Monarch Watch

Speaking of fall, have you seen any monarch butterflies lately? Monarchs are amazing – they travel as much as 3,000 miles, making them the butterflies with the longest migration in the world and the only butterflies to make a long migration twice each year. Monarch butterflies migrate through New York City on their way to Mexico every fall and come back every spring. Peak season for them passing through New York City is early October, so you may have missed them for this year, but here is some information about monarchs anyway. Keep an eye out as there may still be some around, or wait for spring to see them again!

Monarch Watch is a hub for all things monarch. It has amazing resources, including the following:

Some of these resources may be a little old for early childhood, but the gardening and observation element is ideal for all ages. Butterflies are great for teaching about habitat, insect life cycles, and animal diversity.

Another great website out there is the Monarch Monitoring Project, produced by the New Jersey Audubon Department.  Cape May, NJ is the southernmost point in Jersey. It has well maintained marshes and dunes and is along the coast, so it attracts huge numbers of migratory birds and monarchs, too! The blog is great for upper elementary students. It features bar graphs of monarchs spotted each week during migration season, beautiful photographs, and lots of scientific information.

Do you know other monarch resources?

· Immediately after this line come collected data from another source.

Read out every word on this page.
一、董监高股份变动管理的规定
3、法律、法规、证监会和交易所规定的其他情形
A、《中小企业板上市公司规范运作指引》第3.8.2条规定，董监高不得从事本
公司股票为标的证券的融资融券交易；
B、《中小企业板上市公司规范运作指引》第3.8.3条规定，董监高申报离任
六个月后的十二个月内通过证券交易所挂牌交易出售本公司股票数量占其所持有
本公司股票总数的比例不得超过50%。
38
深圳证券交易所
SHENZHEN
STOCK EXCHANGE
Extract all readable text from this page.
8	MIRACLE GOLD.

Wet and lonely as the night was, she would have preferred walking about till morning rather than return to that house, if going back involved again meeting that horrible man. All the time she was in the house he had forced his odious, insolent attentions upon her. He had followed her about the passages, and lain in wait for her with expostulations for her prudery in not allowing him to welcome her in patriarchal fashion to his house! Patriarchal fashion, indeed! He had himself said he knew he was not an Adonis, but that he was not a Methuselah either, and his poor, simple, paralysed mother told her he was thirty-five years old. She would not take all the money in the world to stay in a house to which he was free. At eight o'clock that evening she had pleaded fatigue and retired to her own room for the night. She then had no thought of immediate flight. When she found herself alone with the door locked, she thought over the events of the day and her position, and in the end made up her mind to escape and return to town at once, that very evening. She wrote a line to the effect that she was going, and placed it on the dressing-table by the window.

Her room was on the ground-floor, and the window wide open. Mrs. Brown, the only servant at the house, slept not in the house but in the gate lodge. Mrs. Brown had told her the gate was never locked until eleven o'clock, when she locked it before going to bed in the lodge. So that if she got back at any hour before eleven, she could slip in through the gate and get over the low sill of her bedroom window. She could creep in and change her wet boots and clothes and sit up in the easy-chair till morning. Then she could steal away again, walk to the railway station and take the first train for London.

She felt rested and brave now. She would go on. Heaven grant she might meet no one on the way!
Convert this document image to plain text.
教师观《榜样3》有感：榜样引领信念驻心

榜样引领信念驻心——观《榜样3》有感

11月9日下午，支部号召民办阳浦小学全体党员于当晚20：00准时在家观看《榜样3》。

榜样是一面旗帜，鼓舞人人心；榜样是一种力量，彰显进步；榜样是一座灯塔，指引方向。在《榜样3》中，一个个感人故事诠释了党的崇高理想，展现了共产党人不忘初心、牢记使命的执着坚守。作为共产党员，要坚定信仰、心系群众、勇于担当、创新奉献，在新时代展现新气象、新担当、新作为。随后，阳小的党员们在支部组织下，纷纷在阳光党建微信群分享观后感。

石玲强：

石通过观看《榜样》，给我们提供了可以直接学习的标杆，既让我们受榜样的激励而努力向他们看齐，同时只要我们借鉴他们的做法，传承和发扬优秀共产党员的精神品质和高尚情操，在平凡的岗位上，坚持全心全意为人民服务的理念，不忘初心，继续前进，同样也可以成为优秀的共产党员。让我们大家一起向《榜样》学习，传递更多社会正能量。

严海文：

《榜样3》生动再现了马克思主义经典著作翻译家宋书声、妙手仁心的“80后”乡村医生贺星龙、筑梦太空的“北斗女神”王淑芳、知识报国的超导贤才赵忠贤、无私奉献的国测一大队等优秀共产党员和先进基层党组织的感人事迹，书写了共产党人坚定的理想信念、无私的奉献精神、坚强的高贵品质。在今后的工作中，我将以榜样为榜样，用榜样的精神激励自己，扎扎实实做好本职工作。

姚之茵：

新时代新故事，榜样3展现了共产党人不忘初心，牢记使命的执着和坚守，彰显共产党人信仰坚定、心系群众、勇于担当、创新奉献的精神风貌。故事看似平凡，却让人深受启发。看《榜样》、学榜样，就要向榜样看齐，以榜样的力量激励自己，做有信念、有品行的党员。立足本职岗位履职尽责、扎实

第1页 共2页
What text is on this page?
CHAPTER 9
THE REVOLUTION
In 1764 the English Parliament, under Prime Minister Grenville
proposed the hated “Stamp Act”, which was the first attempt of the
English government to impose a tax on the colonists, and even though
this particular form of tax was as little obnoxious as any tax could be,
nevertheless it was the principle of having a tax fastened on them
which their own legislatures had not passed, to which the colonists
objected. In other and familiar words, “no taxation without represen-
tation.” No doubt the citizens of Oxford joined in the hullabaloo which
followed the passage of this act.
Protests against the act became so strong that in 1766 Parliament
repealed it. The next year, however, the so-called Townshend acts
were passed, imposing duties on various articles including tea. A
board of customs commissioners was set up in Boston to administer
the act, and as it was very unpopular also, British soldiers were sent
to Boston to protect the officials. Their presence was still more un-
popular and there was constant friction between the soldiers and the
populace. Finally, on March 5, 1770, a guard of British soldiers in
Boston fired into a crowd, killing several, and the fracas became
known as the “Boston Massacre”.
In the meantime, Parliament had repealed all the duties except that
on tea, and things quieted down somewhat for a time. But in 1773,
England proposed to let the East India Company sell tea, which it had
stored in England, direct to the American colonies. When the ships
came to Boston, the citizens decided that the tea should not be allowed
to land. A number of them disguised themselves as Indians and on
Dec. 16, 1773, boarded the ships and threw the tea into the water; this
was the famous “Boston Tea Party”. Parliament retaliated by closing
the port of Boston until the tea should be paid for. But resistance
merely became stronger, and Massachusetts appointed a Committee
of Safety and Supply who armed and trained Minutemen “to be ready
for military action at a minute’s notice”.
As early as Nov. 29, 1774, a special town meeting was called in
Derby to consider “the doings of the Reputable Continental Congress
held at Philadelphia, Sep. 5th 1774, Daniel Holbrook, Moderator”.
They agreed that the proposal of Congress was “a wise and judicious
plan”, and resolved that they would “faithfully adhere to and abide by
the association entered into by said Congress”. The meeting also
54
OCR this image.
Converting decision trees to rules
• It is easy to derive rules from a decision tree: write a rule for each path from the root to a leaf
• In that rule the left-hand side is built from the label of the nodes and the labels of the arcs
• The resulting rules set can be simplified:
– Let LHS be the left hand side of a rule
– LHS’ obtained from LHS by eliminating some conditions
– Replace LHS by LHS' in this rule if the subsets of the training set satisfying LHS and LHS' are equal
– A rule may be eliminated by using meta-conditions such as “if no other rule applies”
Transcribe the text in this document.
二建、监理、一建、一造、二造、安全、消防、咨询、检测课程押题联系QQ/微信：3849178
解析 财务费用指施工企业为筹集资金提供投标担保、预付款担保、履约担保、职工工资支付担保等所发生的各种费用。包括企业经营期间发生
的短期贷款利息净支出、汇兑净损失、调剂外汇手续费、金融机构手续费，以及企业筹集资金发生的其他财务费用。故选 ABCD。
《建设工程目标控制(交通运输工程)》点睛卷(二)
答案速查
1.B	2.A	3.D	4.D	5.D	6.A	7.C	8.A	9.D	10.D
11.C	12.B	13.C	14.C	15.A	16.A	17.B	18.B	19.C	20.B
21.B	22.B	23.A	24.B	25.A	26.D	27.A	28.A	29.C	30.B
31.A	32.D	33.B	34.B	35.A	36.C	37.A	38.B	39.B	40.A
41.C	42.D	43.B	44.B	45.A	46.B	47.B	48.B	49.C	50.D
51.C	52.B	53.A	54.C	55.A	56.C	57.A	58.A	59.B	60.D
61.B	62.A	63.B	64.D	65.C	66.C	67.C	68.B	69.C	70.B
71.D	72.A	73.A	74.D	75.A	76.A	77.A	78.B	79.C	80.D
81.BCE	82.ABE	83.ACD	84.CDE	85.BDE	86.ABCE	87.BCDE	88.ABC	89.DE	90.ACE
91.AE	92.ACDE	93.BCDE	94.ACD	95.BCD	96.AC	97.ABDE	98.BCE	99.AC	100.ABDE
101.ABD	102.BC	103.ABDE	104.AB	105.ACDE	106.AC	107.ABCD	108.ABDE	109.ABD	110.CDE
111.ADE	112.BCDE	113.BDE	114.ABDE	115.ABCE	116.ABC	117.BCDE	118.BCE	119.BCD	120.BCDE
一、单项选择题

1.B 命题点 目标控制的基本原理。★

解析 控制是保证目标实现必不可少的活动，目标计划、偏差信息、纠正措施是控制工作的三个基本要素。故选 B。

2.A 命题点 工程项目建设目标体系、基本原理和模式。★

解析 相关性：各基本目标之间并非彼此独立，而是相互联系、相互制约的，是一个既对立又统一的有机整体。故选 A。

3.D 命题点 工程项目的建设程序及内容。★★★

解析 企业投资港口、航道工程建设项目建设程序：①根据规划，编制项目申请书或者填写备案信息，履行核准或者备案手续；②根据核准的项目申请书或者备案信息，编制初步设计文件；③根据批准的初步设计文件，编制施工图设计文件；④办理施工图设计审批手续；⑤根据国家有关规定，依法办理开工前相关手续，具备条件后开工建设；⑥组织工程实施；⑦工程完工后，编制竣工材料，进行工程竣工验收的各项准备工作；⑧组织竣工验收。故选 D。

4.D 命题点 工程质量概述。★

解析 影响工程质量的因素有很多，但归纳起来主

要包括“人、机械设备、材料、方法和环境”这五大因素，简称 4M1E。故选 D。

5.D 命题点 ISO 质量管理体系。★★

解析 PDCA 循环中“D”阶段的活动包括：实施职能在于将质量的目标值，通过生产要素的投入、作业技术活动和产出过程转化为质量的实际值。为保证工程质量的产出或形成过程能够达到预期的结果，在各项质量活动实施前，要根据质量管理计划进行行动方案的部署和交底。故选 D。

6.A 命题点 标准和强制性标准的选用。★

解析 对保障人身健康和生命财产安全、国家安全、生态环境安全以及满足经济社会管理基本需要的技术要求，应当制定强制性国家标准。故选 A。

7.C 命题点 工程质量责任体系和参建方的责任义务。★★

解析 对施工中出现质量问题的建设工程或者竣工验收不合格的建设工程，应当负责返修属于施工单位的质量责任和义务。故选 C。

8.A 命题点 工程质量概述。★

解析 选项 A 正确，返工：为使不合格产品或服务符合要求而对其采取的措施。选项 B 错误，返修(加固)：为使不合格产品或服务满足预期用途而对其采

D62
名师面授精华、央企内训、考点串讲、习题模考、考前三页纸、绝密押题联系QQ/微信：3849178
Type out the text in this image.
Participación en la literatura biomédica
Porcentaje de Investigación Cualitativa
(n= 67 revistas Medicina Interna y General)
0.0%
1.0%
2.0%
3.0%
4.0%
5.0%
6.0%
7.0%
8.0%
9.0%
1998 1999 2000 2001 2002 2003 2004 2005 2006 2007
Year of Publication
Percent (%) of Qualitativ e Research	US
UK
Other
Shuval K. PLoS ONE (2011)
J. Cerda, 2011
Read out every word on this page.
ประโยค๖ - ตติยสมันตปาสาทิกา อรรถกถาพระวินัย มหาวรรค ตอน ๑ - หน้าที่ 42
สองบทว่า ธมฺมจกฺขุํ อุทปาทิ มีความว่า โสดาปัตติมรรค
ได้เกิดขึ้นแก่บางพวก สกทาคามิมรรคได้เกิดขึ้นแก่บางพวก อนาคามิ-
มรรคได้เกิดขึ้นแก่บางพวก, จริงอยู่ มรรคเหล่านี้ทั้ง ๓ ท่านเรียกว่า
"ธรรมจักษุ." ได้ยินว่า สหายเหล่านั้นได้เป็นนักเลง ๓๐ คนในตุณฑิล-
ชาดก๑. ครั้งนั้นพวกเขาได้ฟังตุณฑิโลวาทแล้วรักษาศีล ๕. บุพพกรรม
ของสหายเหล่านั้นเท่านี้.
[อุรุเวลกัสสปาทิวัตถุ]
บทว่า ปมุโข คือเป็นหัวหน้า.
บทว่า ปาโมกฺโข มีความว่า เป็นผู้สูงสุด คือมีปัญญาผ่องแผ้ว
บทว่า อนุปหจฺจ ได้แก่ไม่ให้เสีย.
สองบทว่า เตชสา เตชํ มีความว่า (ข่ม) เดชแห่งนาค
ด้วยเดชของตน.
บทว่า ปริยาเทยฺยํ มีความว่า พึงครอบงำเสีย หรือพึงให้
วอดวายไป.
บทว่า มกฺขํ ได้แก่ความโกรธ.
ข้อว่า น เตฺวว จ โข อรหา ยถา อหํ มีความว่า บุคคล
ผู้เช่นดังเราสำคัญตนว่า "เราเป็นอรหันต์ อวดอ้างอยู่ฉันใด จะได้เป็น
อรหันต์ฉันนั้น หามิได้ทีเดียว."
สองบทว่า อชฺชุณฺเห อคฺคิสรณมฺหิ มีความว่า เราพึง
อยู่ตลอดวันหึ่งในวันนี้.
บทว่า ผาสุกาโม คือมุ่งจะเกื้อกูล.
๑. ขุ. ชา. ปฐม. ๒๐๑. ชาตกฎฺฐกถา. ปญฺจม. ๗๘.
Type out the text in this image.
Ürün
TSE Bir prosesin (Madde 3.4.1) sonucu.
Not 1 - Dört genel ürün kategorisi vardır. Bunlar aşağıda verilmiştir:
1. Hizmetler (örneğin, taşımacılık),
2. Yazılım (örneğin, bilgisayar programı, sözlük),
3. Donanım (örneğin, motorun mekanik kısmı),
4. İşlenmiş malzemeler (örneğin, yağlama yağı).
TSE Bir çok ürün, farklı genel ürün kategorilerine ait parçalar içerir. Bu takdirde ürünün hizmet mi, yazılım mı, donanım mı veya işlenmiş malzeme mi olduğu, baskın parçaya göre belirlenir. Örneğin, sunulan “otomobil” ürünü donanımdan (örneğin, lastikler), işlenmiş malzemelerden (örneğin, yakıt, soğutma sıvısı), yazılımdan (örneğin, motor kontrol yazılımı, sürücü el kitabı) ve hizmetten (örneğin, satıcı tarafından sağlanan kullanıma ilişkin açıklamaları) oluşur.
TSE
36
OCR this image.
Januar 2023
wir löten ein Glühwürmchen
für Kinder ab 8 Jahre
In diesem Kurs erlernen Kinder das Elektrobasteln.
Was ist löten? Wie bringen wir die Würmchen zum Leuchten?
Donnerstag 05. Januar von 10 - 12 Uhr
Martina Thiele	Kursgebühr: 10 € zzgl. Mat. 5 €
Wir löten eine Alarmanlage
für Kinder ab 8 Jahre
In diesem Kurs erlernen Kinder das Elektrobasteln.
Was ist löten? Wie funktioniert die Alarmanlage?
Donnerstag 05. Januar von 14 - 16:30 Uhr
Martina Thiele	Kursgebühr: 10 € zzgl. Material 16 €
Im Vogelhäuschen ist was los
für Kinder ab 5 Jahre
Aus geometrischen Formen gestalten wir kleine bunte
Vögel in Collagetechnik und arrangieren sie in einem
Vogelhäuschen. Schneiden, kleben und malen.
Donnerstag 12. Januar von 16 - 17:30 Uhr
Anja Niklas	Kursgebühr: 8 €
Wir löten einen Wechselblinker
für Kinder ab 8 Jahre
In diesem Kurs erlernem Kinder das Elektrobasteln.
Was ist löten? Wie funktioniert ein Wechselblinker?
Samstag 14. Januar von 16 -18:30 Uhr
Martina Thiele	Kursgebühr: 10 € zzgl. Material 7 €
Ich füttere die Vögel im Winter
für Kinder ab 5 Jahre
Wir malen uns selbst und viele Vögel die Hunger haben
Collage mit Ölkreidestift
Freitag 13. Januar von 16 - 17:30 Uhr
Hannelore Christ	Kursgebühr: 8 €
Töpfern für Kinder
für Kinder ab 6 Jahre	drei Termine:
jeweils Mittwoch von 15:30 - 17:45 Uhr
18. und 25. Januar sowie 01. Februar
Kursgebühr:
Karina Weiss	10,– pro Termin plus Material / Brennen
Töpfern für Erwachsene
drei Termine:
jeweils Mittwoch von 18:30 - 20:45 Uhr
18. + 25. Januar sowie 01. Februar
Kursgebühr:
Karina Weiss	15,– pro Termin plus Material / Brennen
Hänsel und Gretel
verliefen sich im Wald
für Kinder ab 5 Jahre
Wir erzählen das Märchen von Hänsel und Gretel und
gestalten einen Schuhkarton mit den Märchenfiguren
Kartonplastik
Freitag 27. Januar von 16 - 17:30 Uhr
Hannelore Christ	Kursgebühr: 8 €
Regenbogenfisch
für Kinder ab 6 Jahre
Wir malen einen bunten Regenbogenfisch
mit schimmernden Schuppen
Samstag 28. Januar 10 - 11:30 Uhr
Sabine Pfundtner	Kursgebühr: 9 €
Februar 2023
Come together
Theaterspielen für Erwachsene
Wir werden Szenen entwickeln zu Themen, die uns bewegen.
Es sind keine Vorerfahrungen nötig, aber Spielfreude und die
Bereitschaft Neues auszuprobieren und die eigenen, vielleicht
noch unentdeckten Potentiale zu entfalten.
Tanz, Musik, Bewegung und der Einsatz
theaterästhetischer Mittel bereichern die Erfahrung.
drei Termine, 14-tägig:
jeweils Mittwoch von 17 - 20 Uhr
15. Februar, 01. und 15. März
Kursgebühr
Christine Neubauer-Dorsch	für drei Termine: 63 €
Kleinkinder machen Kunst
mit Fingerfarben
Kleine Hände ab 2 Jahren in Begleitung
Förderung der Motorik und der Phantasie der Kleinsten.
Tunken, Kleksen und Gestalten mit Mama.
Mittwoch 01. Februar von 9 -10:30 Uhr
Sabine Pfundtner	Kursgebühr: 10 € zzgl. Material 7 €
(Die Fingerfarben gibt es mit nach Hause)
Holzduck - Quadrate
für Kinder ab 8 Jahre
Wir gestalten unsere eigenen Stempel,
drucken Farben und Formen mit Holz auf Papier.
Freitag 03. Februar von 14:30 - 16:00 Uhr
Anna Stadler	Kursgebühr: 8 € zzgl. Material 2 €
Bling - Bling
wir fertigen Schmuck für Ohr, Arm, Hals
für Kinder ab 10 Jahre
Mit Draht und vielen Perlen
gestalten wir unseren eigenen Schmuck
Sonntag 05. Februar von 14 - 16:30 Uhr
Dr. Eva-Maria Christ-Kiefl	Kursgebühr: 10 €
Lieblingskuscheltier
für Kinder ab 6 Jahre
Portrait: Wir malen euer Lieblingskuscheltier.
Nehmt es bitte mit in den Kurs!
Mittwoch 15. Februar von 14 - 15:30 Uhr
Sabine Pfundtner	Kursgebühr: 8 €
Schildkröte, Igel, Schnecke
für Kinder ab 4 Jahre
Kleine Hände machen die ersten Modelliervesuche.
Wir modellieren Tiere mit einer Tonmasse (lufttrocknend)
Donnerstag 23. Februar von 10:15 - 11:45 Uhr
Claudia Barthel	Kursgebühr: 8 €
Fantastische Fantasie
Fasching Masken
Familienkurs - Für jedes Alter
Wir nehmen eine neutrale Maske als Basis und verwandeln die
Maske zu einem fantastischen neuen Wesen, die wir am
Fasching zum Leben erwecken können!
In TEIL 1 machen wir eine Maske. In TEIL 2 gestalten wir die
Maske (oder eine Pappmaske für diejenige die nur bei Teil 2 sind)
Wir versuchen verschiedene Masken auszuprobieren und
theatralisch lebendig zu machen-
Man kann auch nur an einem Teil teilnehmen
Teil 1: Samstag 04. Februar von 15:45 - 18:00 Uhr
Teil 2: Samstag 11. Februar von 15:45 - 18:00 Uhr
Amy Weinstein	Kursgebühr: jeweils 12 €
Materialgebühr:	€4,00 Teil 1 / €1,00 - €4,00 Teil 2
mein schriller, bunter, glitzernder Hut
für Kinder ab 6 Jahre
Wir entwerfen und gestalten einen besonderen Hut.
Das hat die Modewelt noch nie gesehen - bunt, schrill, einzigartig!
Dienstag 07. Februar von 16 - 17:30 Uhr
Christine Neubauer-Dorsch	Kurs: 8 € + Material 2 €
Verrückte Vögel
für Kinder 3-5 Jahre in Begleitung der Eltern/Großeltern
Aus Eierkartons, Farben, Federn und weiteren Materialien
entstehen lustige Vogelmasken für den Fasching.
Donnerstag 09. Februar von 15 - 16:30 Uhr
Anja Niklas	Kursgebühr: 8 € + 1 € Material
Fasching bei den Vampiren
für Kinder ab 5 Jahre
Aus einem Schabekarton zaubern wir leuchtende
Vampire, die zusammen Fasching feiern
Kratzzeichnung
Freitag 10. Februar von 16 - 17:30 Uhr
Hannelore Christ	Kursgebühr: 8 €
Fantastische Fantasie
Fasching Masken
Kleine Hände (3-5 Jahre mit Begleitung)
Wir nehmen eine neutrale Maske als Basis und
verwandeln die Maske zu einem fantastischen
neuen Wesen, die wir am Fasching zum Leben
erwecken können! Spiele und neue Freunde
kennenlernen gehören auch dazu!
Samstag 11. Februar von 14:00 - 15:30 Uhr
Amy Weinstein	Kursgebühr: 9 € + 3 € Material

What’s your favorite monarch observation spot in New York City?

The Cornell Lab of Ornithology

Today, I want to share with you some of the amazing resources from Cornell Lab of Ornithology, which is the birds team at Cornell University. Their main website – www.birds.cornell.edu – has all kinds of neat information and cool resources for kids and adults. Here are the four most applicable to the early childhood or elementary classroom:

  1. Celebrate Urban Birds: Here, you can order a free guide to urban birds. Once you have used the materials in the guide to identify common urban birds, the next step is to take students outdoors to look for signs of these birds and then submit your data back to Cornell to be added to their database. This is called citizen science – which is when people who are not professional scientists provide information to help science researchers.
  2. Project Pigeon Watch: Pigeons are omnipresent in New York City and yet we overlook them as a source of teaching about nature. The activities in Project Pigeon Watch will help you learn about pigeon coloring and behavior and the enable you to study local pigeons and submit that information to the Cornell Lab of Ornithology, another instance of citizen science.
  3. Bird Physics: Download the teacher’s guide and the students’ sheets on the main page. Then, you can use the guide to teach lessons about adaptations, sound as energy, how birds sing, bird beaks, and how feathers affect flight. These lessons are great and will really get kids to understand the concepts involved.
  4. BirdSleuth: Designed for teachers or homeschool parents, BirdSleuth has a number of options for curriculum. Discover Birds! (grades 1-4) covers birds, their parts, their habitat and gets you to look for birds in your neighborhood. This one does cost a little money, but the kit is only $24.95.

Have you used any of these resources in your classroom? How would you plan to incorporate the Cornell Lab of Ornithology’s amazing resources into your curriculum?